The challenge
Professional services marketing is unlike selling any product. In a law firm, the product is the people: clients hire a lawyer they trust before they hire a firm. Which creates the central tension, every lawyer needs a visible personal profile, yet the firm needs one coherent brand, one voice and one standard across all of it.
Add the audiences: sceptical partners who own the business, staff across practice areas who see marketing as someone else's job, and a client base that arrives through reputation and referral more than any ad. AWS Legal ran at real scale for a regional firm: 85 staff across five offices, each office with its own community, clients and personality. When I joined, my brief was the whole function: strategy, communications, brand and reporting, built from the ground up, and made consistent across all five locations.
What I did
- Set the firm-wide strategy. Developed and executed the overarching marketing strategy, covering client acquisition, reputation and internal communication, grounded in market analysis and client surveys rather than assumption.
- Defined and implemented the firm's voice and tone. A law firm speaks in high-stakes moments, a property settlement, an employment dispute, a will. I helped codify how the firm sounds, authoritative without being cold, plain-spoken without being casual, and implemented that voice across five offices and 85 staff, from partner bios to reception signage.
- Ran the firm's social media end to end. Strategy, calendar, content and community management across the firm's channels: turning legal expertise into posts people actually read, celebrating people milestones that humanized the firm, and keeping five offices visible in their own communities.
- Taught lawyers to market themselves. Developed and delivered in-house training workshops that showed lawyers and partners how to build their personal profiles, in their language, with the firm's brand as the frame rather than the cage. A lawyer who understands why a client chooses them becomes the firm's best marketing channel.
- Wrote the playbooks. Custom marketing playbooks for staff and practice areas, so the standard survived busy weeks, personnel changes and my eventual departure. Capability that lives in documents outlasts capability that lives in one person.
- Ran rapid-response communications through COVID-19. When lockdowns hit mid-tenure, I turned legal change into client guidance at speed: website banners, social updates and client notices on employment law, commercial leases, tenancies and temporary visas, published as the rules changed, positioning the firm as the calm, current voice its clients needed.
- Turned law changes into client education campaigns. When the Trusts Act 2019 came into force, I built the seminar campaign around the firm's own associates, invitations, event creative and promotion that made the lawyers the faces of the expertise. The same model ran for tenancy and water-services law changes.
- Marketed the firm as an employer too. Graduate and clerkship recruitment campaigns that competed for talent against the big-city firms, employer brand as part of the marketing remit.
- Held the brand line everywhere. One voice and one visual standard across the website, press releases, industry publications, social channels, community sponsorships and event presence, from A&P shows to dairy awards, so a client met the same firm at every touchpoint.

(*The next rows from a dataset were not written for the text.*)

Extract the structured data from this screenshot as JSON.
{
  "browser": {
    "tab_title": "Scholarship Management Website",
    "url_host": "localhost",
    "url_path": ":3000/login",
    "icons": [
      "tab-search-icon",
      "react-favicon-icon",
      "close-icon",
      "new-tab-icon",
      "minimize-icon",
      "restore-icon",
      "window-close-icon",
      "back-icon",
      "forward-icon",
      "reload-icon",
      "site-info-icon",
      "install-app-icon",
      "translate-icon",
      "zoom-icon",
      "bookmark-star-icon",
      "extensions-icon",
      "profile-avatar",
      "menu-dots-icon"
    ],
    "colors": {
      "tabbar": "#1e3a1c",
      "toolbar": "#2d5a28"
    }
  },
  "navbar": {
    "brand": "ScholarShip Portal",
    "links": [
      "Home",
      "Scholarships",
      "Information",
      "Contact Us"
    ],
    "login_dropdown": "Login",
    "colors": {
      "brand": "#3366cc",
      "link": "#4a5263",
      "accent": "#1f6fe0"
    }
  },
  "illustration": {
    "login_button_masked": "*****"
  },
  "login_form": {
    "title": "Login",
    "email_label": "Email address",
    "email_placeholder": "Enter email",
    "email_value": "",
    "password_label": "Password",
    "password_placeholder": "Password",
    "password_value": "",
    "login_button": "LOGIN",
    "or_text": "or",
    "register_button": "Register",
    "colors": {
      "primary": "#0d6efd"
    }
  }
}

- Reported to the partnership board. Regular data-driven marketing reports presented directly to the partners: what we did, what it produced commercially, what we learned, what's next. The room that taught me to speak the board's language.
The work itself
A few pieces from the tenure, the playbook, the campaigns and the rapid-response work described above:




The results
- A complete marketing function where none had formally existed: strategy, calendar, brand standards and reporting rhythm
- Rapid, trusted client communications through the most legally turbulent period in decades, delivered across web, email, social and print
- Lawyers and partners actively marketing themselves inside a coherent firm brand, capability the training and playbooks left behind
- One recognizable voice and visual standard across 85 staff and five offices, from social feeds to office signage
- Consistent, professional presence across press, publications, digital channels and client-facing collateral
- A partnership board with clear, commercial visibility of marketing for the first time
Why it matters
Service businesses, law, accounting, consulting, agencies, engineering, all share this shape: the people are the product, trust is the currency, and marketing succeeds by making experts visible without making the brand incoherent. This role proves I can market what can't be photographed on a shelf, and hold my own in front of the owners while doing it.